En face d’elle son mari, Jacques de Santy la contemple avec tendresse. Les traits fins et distingués de cet homme jeune encore sont empreints d’une expression de franchise et de bonté. Depuis un moment son inquiétude et sa compassion pour sa femme augmentent et se reflètent dans son regard, mais elle ne s’en aperçoit pas tant elle demeure absorbée par ses pensées.

— Pauvre chère amie, dit enfin Monsieur de Santy, avouez que vous ressentez des regrets. Votre déception est grande à mesure que vous pénétrez dans l’Espagne de vos rêves… irréalisés.
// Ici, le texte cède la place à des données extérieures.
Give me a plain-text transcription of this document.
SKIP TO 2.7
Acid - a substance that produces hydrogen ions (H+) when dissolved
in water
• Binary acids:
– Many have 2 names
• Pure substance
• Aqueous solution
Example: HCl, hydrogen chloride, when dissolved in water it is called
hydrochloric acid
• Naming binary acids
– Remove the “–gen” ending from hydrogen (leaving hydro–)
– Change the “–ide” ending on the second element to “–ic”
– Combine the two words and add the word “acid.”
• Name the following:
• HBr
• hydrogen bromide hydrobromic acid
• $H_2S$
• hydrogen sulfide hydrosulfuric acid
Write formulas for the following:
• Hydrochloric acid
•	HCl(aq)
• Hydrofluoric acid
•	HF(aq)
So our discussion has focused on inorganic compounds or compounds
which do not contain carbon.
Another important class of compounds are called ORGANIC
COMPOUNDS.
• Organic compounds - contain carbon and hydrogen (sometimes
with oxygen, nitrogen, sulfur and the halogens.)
— Des regrets Jacques ? Certes non ! ne suis-je pas bien partout avec vous et notre chérie ?

— Enfin, vous éprouvez une déception ! n’est-ce pas ?

— Eh bien oui je l’avoue : ceci ne ressemble guère au pays des orangers, des palmiers qui se dessinent sur le ciel bleu, des guitares et des sérénades, sous les balcons de brunes sénoras aux gracieuses mantilles jetées sur de grands peignes, à tout ce que j’imaginais enfin.

— Je vous ai pourtant avertie, avant de nous décider à partir : il vous faudra rabattre unie bonne dose de vos illusions. Vous trouverez dans la patrie chevaleresque du Cid autre chose que du pur idéal, de grands sentiments et surtout des parfums délicieux.

— C’est pourtant dit-on, le pays de la courtoisie, de la noblesse d’idées, et les œillets doivent y sentir si bon !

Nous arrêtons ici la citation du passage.